What is Mahila Samman?
Announced in Budget 2023 as a women-specific savings scheme, Mahila Samman Savings Certificate (MSSC) is a small-savings instrument run by India Post and authorised banks. Maximum deposit ₹2 lakh per individual (a woman or guardian of a girl), tenure 2 years, interest 7.5% per annum compounded quarterly.
Eligibility: any Indian woman (no minimum age — guardian can open for a girl child). Multiple accounts allowed up to the ₹2 lakh combined cap. The scheme is a one-time offer — deposit window closes 31 March 2025; existing deposits continue to maturity.
How MSSC interest and maturity work
Interest is calculated quarterly at 7.5% per annum (so 1.875% per quarter), compounded into the principal. So a ₹2 lakh deposit grows to ~₹2.32 lakh at the end of 2 years.
Partial withdrawal: up to 40% of balance allowed after 1 year. Premature closure permitted any time but with a reduced interest rate. Tax treatment: interest is taxable as 'income from other sources'; no TDS on the small amounts typically involved (interest stays below the ₹40K TDS threshold for a single ₹2L account).
How to use this calculator
Enter investment amount
Up to ₹2,00,000 maximum across all your MSSC accounts. Multiple accounts allowed but combined cap applies.
Confirm rate
7.5% p.a. (fixed for the 2-year tenure — won't change after deposit).
Read the maturity amount
Calculator shows the ₹32,000-ish interest you'll earn on ₹2L over 2 years.
When to use it
Short-term goal savings for women
If a woman has a 2-year financial goal (down payment, kid's first-year college fees), MSSC gives 7.5% guaranteed — better than most 2-year FDs. Better suited to short horizons than long-lock PPF/SSY.

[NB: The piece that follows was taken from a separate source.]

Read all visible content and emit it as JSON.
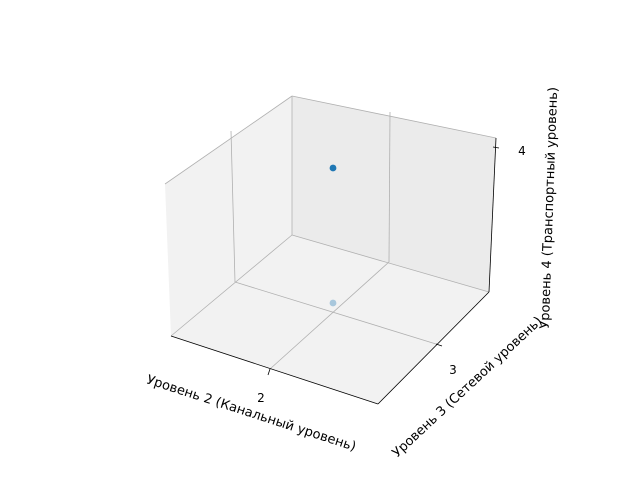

Diversification within women-targeted schemes
For women with daughters, combining SSY (15-year, 8.2%, girl-child only) and MSSC (2-year, 7.5%, women generally) covers both long-term and short-term safe-savings buckets.
Common mistakes to avoid
Treating MSSC as tax-free
Interest is taxable. The amount is small enough that TDS doesn't apply, but you must report it as 'income from other sources' in your ITR.
Missing the deposit deadline
The scheme deposit window closes 31 March 2025. Plan your deposit ahead — last-minute applications can be delayed by bank processing.